Historiografi pada masa ini seringkali diwarnai oleh aktor-aktor sentris, seorang tokoh yang menjadi aktor utama berperan sebagai pemimpin besar, dan hanya menceritakan kalangan istana saja. Corak historiografi tradisional pun cukup beraneka ragam seperti mitos, supranatural, kronik, anakronistik, annals, logis, genealogis, etnosentris, dan sebagainya. Sementara hasil produk yang dihasilkan pada masa historiografi tradisional, dapat dilacak pada Cerita Parahyangan, Sejarah Melayu, Hikayat, Babad, Lontara, Tambo, dan sebagainya.
Selanjutnya, Historiografi masa Kolonial. Historiografi ini dapat dikategorikan dua masa; Belanda dan Inggris, namun yang dominan tetap masa Belanda. Karenannya, historiografi Kolonial dapat dikatakan sebagai karya sejarah yang ditulis pada masa pemerintahan kolonial Belanda selama berada di Nusantara (kini Indonesia). Historiografi masa Kolonial juga sering disebut sebagai historiografi Eropa-sentris, sebuah penulisan sejarah yang menempatkan Belanda sebagai pusat perhatian dalam sejarah bangsa Indonesia. Miris sekali memang.
Historiografi Kolonial memiliki beberapa karakteristik yang dapat membedakannya dengan historiografi pada periode sebelumnya. Historiografi Kolonial ditulis oleh sejarawan atau orang-orang pemerintah kolonial yang intinya mencertiakan tentang kehidupan orang-orang Belanda di Indoneisa, pribumi yang memihak kepada Belanda, atau dapat juga dikatakan sebagai certia tentang orang-orang Barat di negeri jajahan.
Pada masa Kolonial penulisan sejarah sebagai bahan laporan perjalanannya di tanah jajahan. Jadi yang dituliskan hanyalah orang-orang barat di tanah jajahan dan mengagungkan sukuisme dengan merendahkan tanah jajahan berserta penduduknya (pribumi Indonesia). Historiografi kolonila ini dimaksudkan untuk dijadikan sebagai bahan laporan kepada pemerintah kerajaan Belanda, sebagai bahan evaluasi menentukan kebijakan pada daerah kolonial. Oleh karena, itu motivasinya adalah sebagai bahan laporan maka yang ditulis pun adalah sejarah dan perkembangan orang-orang asing di daerah kolonial khususnya Indonesia. maka tak heran, historiograi ini sangat sedikit sekali menceritakan tentang kondisi rakyat jajahan, kecuali orang Indonesia yang memihak kepada Belanda.
Penulisan sejarah Hindia Belanda yang tertua dapat dilacak pada buku-buku harian kapal yang pada zaman keemasan dicetak dalam jumlah yang besar dan banyak dibaca.
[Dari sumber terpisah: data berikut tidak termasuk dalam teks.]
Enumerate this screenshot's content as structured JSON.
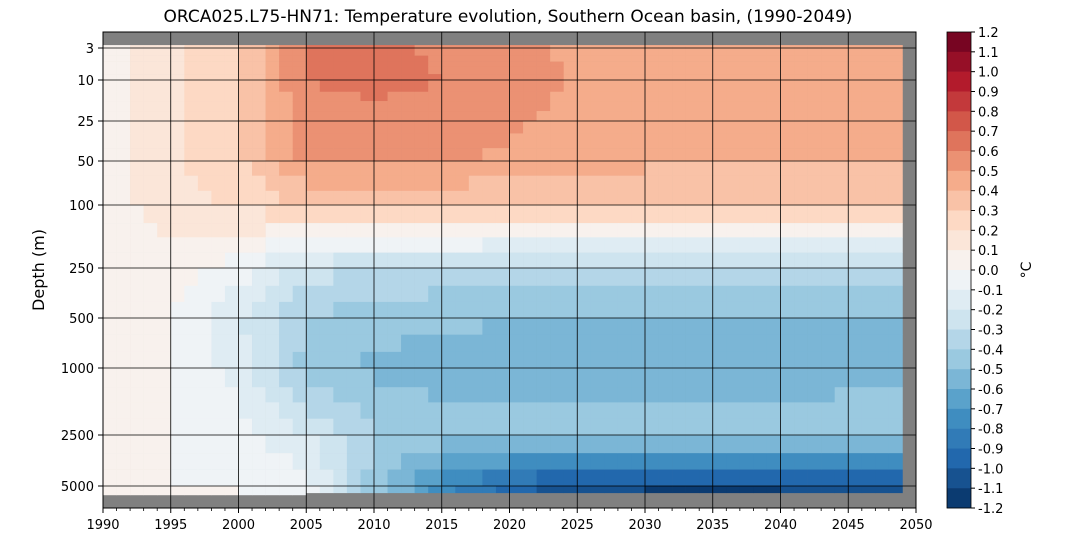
{
  "chart_data": {
    "type": "heatmap",
    "title": "ORCA025.L75-HN71: Temperature evolution, Southern Ocean basin, (1990-2049)",
    "xlabel": "",
    "ylabel": "Depth (m)",
    "xlim": [
      1990,
      2050
    ],
    "y_scale": "depth, stretched",
    "x_ticks": [
      1990,
      1995,
      2000,
      2005,
      2010,
      2015,
      2020,
      2025,
      2030,
      2035,
      2040,
      2045,
      2050
    ],
    "y_ticks": [
      3,
      10,
      25,
      50,
      100,
      250,
      500,
      1000,
      2500,
      5000
    ],
    "grid": true,
    "colorbar": {
      "label": "°C",
      "range": [
        -1.2,
        1.2
      ],
      "ticks": [
        "1.2",
        "1.1",
        "1.0",
        "0.9",
        "0.8",
        "0.7",
        "0.6",
        "0.5",
        "0.4",
        "0.3",
        "0.2",
        "0.1",
        "0.0",
        "-0.1",
        "-0.2",
        "-0.3",
        "-0.4",
        "-0.5",
        "-0.6",
        "-0.7",
        "-0.8",
        "-0.9",
        "-1.0",
        "-1.1",
        "-1.2"
      ],
      "colormap": [
        "#053061",
        "#2166ac",
        "#4393c3",
        "#92c5de",
        "#d1e5f0",
        "#f7f7f7",
        "#fddbc7",
        "#f4a582",
        "#d6604d",
        "#b2182b",
        "#67001f"
      ]
    },
    "depth_levels": [
      3,
      10,
      25,
      50,
      100,
      250,
      500,
      1000,
      2500,
      5000
    ],
    "years": [
      1990,
      1995,
      2000,
      2005,
      2010,
      2015,
      2020,
      2025,
      2030,
      2035,
      2040,
      2045,
      2049
    ],
    "values": [
      [
        0.05,
        0.18,
        0.3,
        0.62,
        0.64,
        0.58,
        0.54,
        0.48,
        0.44,
        0.4,
        0.4,
        0.4,
        0.4
      ],
      [
        0.05,
        0.18,
        0.3,
        0.6,
        0.62,
        0.6,
        0.56,
        0.48,
        0.44,
        0.4,
        0.4,
        0.4,
        0.4
      ],
      [
        0.04,
        0.18,
        0.3,
        0.56,
        0.58,
        0.56,
        0.52,
        0.46,
        0.42,
        0.4,
        0.4,
        0.4,
        0.4
      ],
      [
        0.04,
        0.18,
        0.28,
        0.52,
        0.54,
        0.52,
        0.48,
        0.44,
        0.42,
        0.4,
        0.4,
        0.4,
        0.4
      ],
      [
        0.04,
        0.16,
        0.22,
        0.3,
        0.3,
        0.3,
        0.3,
        0.3,
        0.3,
        0.3,
        0.3,
        0.3,
        0.3
      ],
      [
        0.03,
        0.05,
        -0.05,
        -0.25,
        -0.3,
        -0.32,
        -0.34,
        -0.35,
        -0.35,
        -0.35,
        -0.35,
        -0.35,
        -0.35
      ],
      [
        0.02,
        0.0,
        -0.2,
        -0.4,
        -0.46,
        -0.48,
        -0.5,
        -0.5,
        -0.5,
        -0.5,
        -0.5,
        -0.5,
        -0.5
      ],
      [
        0.02,
        0.0,
        -0.15,
        -0.44,
        -0.52,
        -0.54,
        -0.55,
        -0.55,
        -0.56,
        -0.56,
        -0.55,
        -0.55,
        -0.55
      ],
      [
        0.01,
        0.0,
        -0.05,
        -0.2,
        -0.4,
        -0.45,
        -0.45,
        -0.45,
        -0.45,
        -0.45,
        -0.45,
        -0.42,
        -0.4
      ],
      [
        0.0,
        0.0,
        0.0,
        -0.05,
        -0.45,
        -0.75,
        -0.95,
        -1.05,
        -1.1,
        -1.1,
        -1.1,
        -1.05,
        -1.0
      ]
    ],
    "nodata_color": "#808080"
  }
}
Kini buku-buku tersebut diterbitkan kembali dengan lengkap oleh Van Linschoten Vereeniging. Suatu kisah umum yang pertama tentang kegiatan-kegiatan VOC pada masa permulaan terdapat dalam buku Begin ende voortganck van de vereenigde Nederlandsche Geoctroyeerde Oost-Indische Compagnie.
Ciri dari historiografi kolonial masa Hindia Belanda adalah memiliki sifat Eropa Sentris atau yang lebih fokusnya adalah Belanda Sentris. Boleh dikatakan bahwa sifat ini memusatkan perhatiannya kepada sejarah bangsa Belanda dalam perantauannya, baik dalam pelayarannya maupun permukimannya di benua lain. Beberapa produk historiografi pada masa ini dapat dilihat seperti, Indonesian Trade and Society karangan Y.C. Van Leur, Indonesian Sociological Studies karangan Schrieke, Indonesian Society in Transition karangan Wertheim, dan sebagainya.
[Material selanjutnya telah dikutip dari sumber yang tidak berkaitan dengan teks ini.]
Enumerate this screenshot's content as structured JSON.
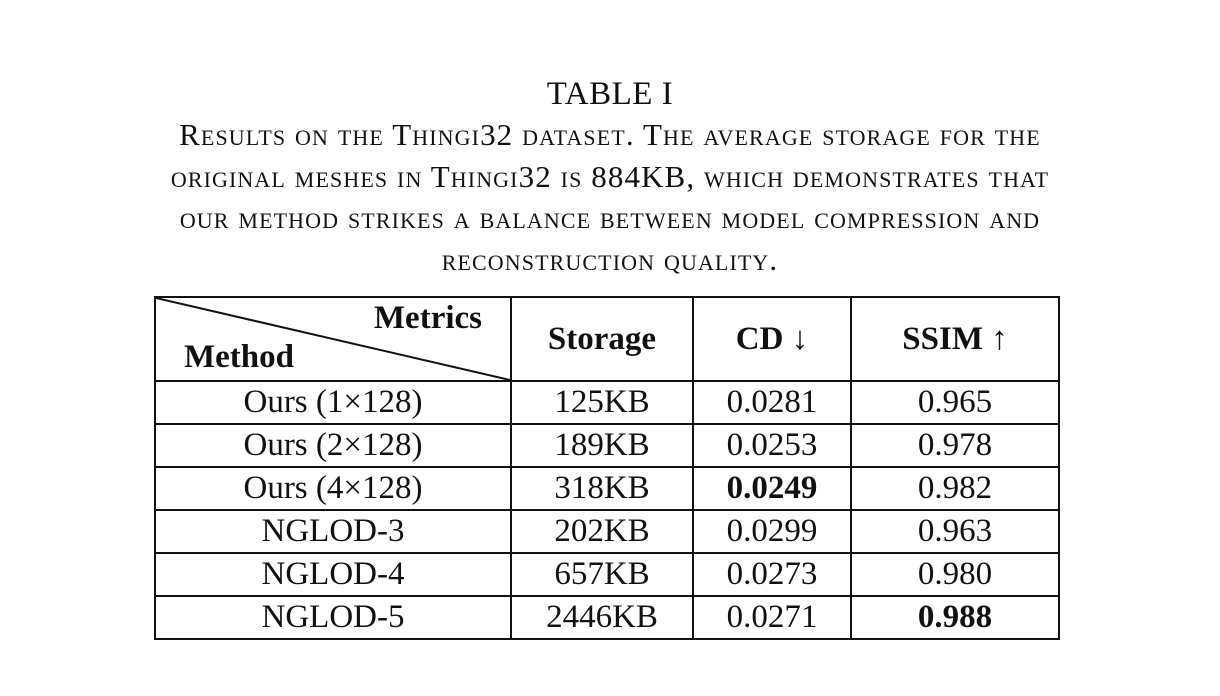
{
  "caption": {
    "label": "TABLE I",
    "lines": [
      "Results on the Thingi32 dataset. The average storage for the",
      "original meshes in Thingi32 is 884KB, which demonstrates that",
      "our method strikes a balance between model compression and",
      "reconstruction quality."
    ]
  },
  "table": {
    "corner_top": "Metrics",
    "corner_bottom": "Method",
    "columns": [
      "Storage",
      "CD ↓",
      "SSIM ↑"
    ],
    "rows": [
      {
        "method": "Ours (1×128)",
        "storage": "125KB",
        "cd": "0.0281",
        "ssim": "0.965"
      },
      {
        "method": "Ours (2×128)",
        "storage": "189KB",
        "cd": "0.0253",
        "ssim": "0.978"
      },
      {
        "method": "Ours (4×128)",
        "storage": "318KB",
        "cd": "0.0249",
        "ssim": "0.982"
      },
      {
        "method": "NGLOD-3",
        "storage": "202KB",
        "cd": "0.0299",
        "ssim": "0.963"
      },
      {
        "method": "NGLOD-4",
        "storage": "657KB",
        "cd": "0.0273",
        "ssim": "0.980"
      },
      {
        "method": "NGLOD-5",
        "storage": "2446KB",
        "cd": "0.0271",
        "ssim": "0.988"
      }
    ],
    "best": {
      "cd": "0.0249",
      "ssim": "0.988"
    }
  }
}
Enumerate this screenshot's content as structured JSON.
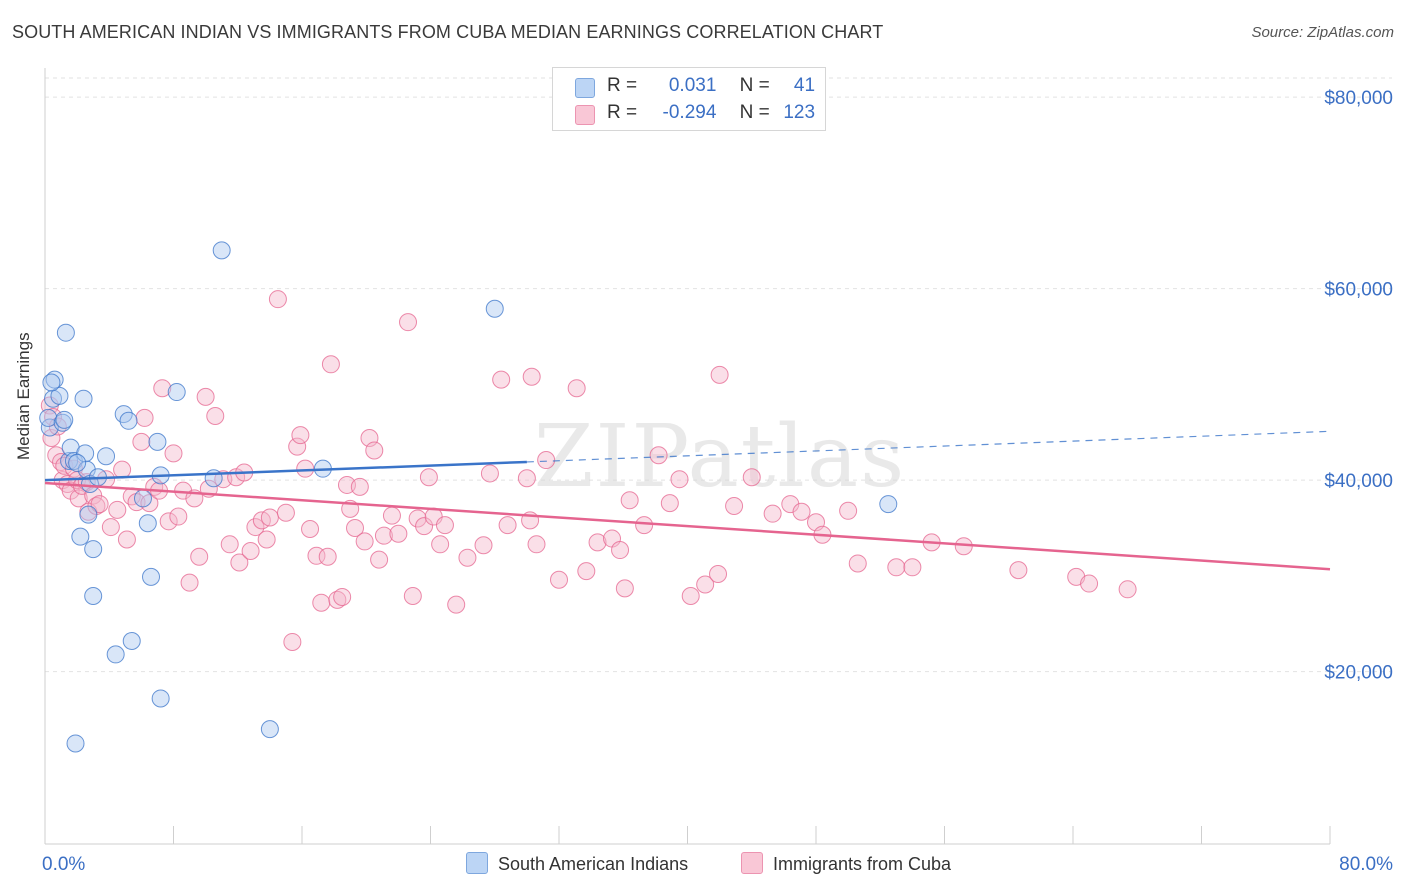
{
  "title": "SOUTH AMERICAN INDIAN VS IMMIGRANTS FROM CUBA MEDIAN EARNINGS CORRELATION CHART",
  "source": "Source: ZipAtlas.com",
  "watermark": "ZIPatlas",
  "legend": {
    "r_label": "R =",
    "n_label": "N =",
    "rows": [
      {
        "r": "0.031",
        "n": "41"
      },
      {
        "r": "-0.294",
        "n": "123"
      }
    ]
  },
  "chart_data": {
    "type": "scatter",
    "title": "SOUTH AMERICAN INDIAN VS IMMIGRANTS FROM CUBA MEDIAN EARNINGS CORRELATION CHART",
    "xlabel": "",
    "ylabel": "Median Earnings",
    "xlim": [
      0,
      80
    ],
    "ylim": [
      2000,
      82000
    ],
    "x_tick_labels": [
      "0.0%",
      "80.0%"
    ],
    "y_ticks": [
      20000,
      40000,
      60000,
      80000
    ],
    "y_tick_labels": [
      "$20,000",
      "$40,000",
      "$60,000",
      "$80,000"
    ],
    "grid": true,
    "colors": {
      "blue": "#3a74c9",
      "pink": "#e5648f",
      "blue_fill": "#aac8ef",
      "pink_fill": "#f5b8cb",
      "axis_label": "#3b6fc4"
    },
    "series": [
      {
        "name": "South American Indians",
        "r": 0.031,
        "n": 41,
        "trend": {
          "x0": 0,
          "y0": 40000,
          "x1": 30,
          "y1": 41900,
          "dash_to_x": 80,
          "dash_to_y": 45100
        },
        "points": [
          [
            0.3,
            45500
          ],
          [
            0.2,
            46500
          ],
          [
            0.5,
            48500
          ],
          [
            0.6,
            50500
          ],
          [
            0.9,
            48800
          ],
          [
            1.1,
            46000
          ],
          [
            1.2,
            46300
          ],
          [
            1.3,
            55400
          ],
          [
            1.5,
            42000
          ],
          [
            1.6,
            43400
          ],
          [
            1.8,
            42000
          ],
          [
            2.2,
            34100
          ],
          [
            2.4,
            48500
          ],
          [
            2.5,
            42800
          ],
          [
            2.6,
            41100
          ],
          [
            2.7,
            36400
          ],
          [
            2.8,
            39600
          ],
          [
            3.0,
            32800
          ],
          [
            3.0,
            27900
          ],
          [
            3.3,
            40300
          ],
          [
            3.8,
            42500
          ],
          [
            4.4,
            21800
          ],
          [
            4.9,
            46900
          ],
          [
            5.2,
            46200
          ],
          [
            5.4,
            23200
          ],
          [
            6.1,
            38100
          ],
          [
            6.4,
            35500
          ],
          [
            6.6,
            29900
          ],
          [
            7.0,
            44000
          ],
          [
            7.2,
            17200
          ],
          [
            7.2,
            40500
          ],
          [
            8.2,
            49200
          ],
          [
            10.5,
            40200
          ],
          [
            11.0,
            64000
          ],
          [
            14.0,
            14000
          ],
          [
            17.3,
            41200
          ],
          [
            28.0,
            57900
          ],
          [
            52.5,
            37500
          ],
          [
            1.9,
            12500
          ],
          [
            0.4,
            50200
          ],
          [
            2.0,
            41800
          ]
        ]
      },
      {
        "name": "Immigrants from Cuba",
        "r": -0.294,
        "n": 123,
        "trend": {
          "x0": 0,
          "y0": 39700,
          "x1": 80,
          "y1": 30700
        },
        "points": [
          [
            0.3,
            47800
          ],
          [
            0.4,
            44400
          ],
          [
            0.5,
            46600
          ],
          [
            0.7,
            42600
          ],
          [
            0.8,
            45600
          ],
          [
            1.0,
            41900
          ],
          [
            1.1,
            40000
          ],
          [
            1.2,
            41500
          ],
          [
            1.4,
            39600
          ],
          [
            1.6,
            38900
          ],
          [
            1.8,
            41200
          ],
          [
            2.0,
            40000
          ],
          [
            2.1,
            38100
          ],
          [
            2.3,
            39400
          ],
          [
            2.6,
            39800
          ],
          [
            2.7,
            36700
          ],
          [
            3.0,
            38400
          ],
          [
            3.2,
            37300
          ],
          [
            3.4,
            37500
          ],
          [
            3.8,
            40100
          ],
          [
            4.1,
            35100
          ],
          [
            4.5,
            36900
          ],
          [
            4.8,
            41100
          ],
          [
            5.1,
            33800
          ],
          [
            5.4,
            38300
          ],
          [
            5.7,
            37700
          ],
          [
            6.0,
            44000
          ],
          [
            6.2,
            46500
          ],
          [
            6.5,
            37600
          ],
          [
            6.8,
            39300
          ],
          [
            7.1,
            38900
          ],
          [
            7.3,
            49600
          ],
          [
            7.7,
            35700
          ],
          [
            8.0,
            42800
          ],
          [
            8.3,
            36200
          ],
          [
            8.6,
            38900
          ],
          [
            9.0,
            29300
          ],
          [
            9.3,
            38100
          ],
          [
            9.6,
            32000
          ],
          [
            10.0,
            48700
          ],
          [
            10.2,
            39100
          ],
          [
            10.6,
            46700
          ],
          [
            11.1,
            40100
          ],
          [
            11.5,
            33300
          ],
          [
            11.9,
            40300
          ],
          [
            12.1,
            31400
          ],
          [
            12.4,
            40800
          ],
          [
            12.8,
            32600
          ],
          [
            13.1,
            35100
          ],
          [
            13.5,
            35800
          ],
          [
            13.8,
            33800
          ],
          [
            14.0,
            36100
          ],
          [
            14.5,
            58900
          ],
          [
            15.0,
            36600
          ],
          [
            15.4,
            23100
          ],
          [
            15.7,
            43500
          ],
          [
            15.9,
            44700
          ],
          [
            16.2,
            41200
          ],
          [
            16.5,
            34900
          ],
          [
            16.9,
            32100
          ],
          [
            17.2,
            27200
          ],
          [
            17.6,
            32000
          ],
          [
            17.8,
            52100
          ],
          [
            18.2,
            27500
          ],
          [
            18.5,
            27800
          ],
          [
            18.8,
            39500
          ],
          [
            19.0,
            37000
          ],
          [
            19.3,
            35000
          ],
          [
            19.6,
            39300
          ],
          [
            19.9,
            33600
          ],
          [
            20.2,
            44400
          ],
          [
            20.5,
            43100
          ],
          [
            20.8,
            31700
          ],
          [
            21.1,
            34200
          ],
          [
            21.6,
            36300
          ],
          [
            22.0,
            34400
          ],
          [
            22.6,
            56500
          ],
          [
            22.9,
            27900
          ],
          [
            23.2,
            36000
          ],
          [
            23.6,
            35200
          ],
          [
            23.9,
            40300
          ],
          [
            24.2,
            36200
          ],
          [
            24.6,
            33300
          ],
          [
            24.9,
            35300
          ],
          [
            25.6,
            27000
          ],
          [
            26.3,
            31900
          ],
          [
            27.3,
            33200
          ],
          [
            27.7,
            40700
          ],
          [
            28.4,
            50500
          ],
          [
            28.8,
            35300
          ],
          [
            30.0,
            40200
          ],
          [
            30.2,
            35800
          ],
          [
            30.3,
            50800
          ],
          [
            30.6,
            33300
          ],
          [
            31.2,
            42100
          ],
          [
            32.0,
            29600
          ],
          [
            33.1,
            49600
          ],
          [
            33.7,
            30500
          ],
          [
            34.4,
            33500
          ],
          [
            35.3,
            33900
          ],
          [
            35.8,
            32700
          ],
          [
            36.1,
            28700
          ],
          [
            36.4,
            37900
          ],
          [
            37.3,
            35300
          ],
          [
            38.2,
            42600
          ],
          [
            38.9,
            37600
          ],
          [
            39.5,
            40100
          ],
          [
            40.2,
            27900
          ],
          [
            41.1,
            29100
          ],
          [
            41.9,
            30200
          ],
          [
            42.0,
            51000
          ],
          [
            42.9,
            37300
          ],
          [
            44.0,
            40300
          ],
          [
            45.3,
            36500
          ],
          [
            46.4,
            37500
          ],
          [
            47.1,
            36700
          ],
          [
            48.0,
            35600
          ],
          [
            48.4,
            34300
          ],
          [
            50.0,
            36800
          ],
          [
            50.6,
            31300
          ],
          [
            53.0,
            30900
          ],
          [
            54.0,
            30900
          ],
          [
            55.2,
            33500
          ],
          [
            57.2,
            33100
          ],
          [
            60.6,
            30600
          ],
          [
            64.2,
            29900
          ],
          [
            65.0,
            29200
          ],
          [
            67.4,
            28600
          ]
        ]
      }
    ]
  },
  "bottom_legend": [
    "South American Indians",
    "Immigrants from Cuba"
  ]
}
Inti Historiografi Kolonial adalah bangsa Belanda. Karenanya, Belandalah yang dipandang penting di Hindia Belanda dalam sejarah. Hal ini jelas dari istilah Hindia Belanda atau Hindia Nederlan yaitu daerah Hindia (Indonesia) yang “dimiliki” oleh Belanda. Bangsa Belanda sebagai “pemilik” memandang diri pribadinya sebagai yang dipertuan dan sebagai bangsa yang termulia, sehingga bangsa Indonesia hanya mendapat gelar “bumi putera” atau orang negeri. Kita (bangsa Indonesia) tidak dipandang sebagai suatu bangsa, tetapi hanya sebagai sejenis manusia yang berguna bagi Belanda.
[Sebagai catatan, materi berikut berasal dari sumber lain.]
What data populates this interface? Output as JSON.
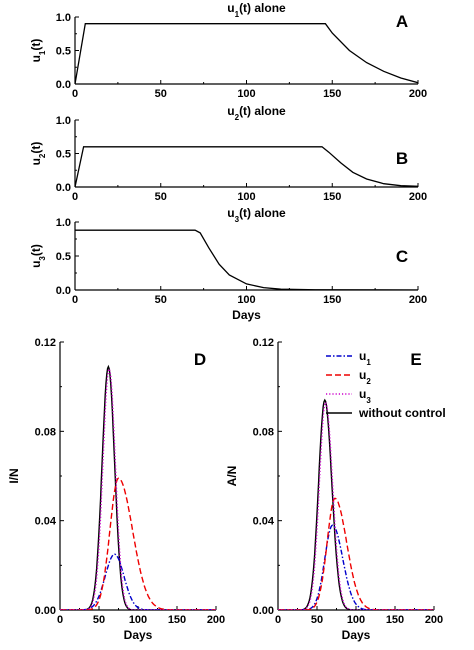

Perhatikan penggalan kutipan kisah sejarah di bawah ini yang ditulis oleh sejarawan kolonial dalam Historiografi Kolonial yang sangat menyudutkan bangsa Indonesia dan mengagung-agungkan bangsa Belanda:
“Pada tahun 1653 ada seorang raja di Tanah Goa yang bernama Sultan Hasanudin. Adapun raja itu tiada mengindahkan Kompeni; orang Maluku yang durhaka kepada Kompeni dibantunya; tambahan lagi diperanginya Sultan Buton yang bersahabat dengan Belanda”.
“Sultan Agung Tirtayasa itu cerdik lagi bijaksana dan tetap hatinya, rukun Islam dikerjakannya dengan sungguh-sungguh, tetapi kelakuannya kerapkali bengis dan hatinya tiada lurus; se-umur hidupnya Sultan itu dengki kepada Kompeni; niatnya hendak meramaikan Banten serta membinasakan Betawi”.
“Jikalau kita bandingkan hal orang kecil pada zaman dahulu dengan zaman yang sekarang, nyatalah bahwa sekarang lebih senang dan selamat daripada ketika kuasa Raja-raja tiada berhingga; Raja itu kerapkali menganiaya anak buahnya, karena tiada undang-undang, hanya hawa nafsu raja”.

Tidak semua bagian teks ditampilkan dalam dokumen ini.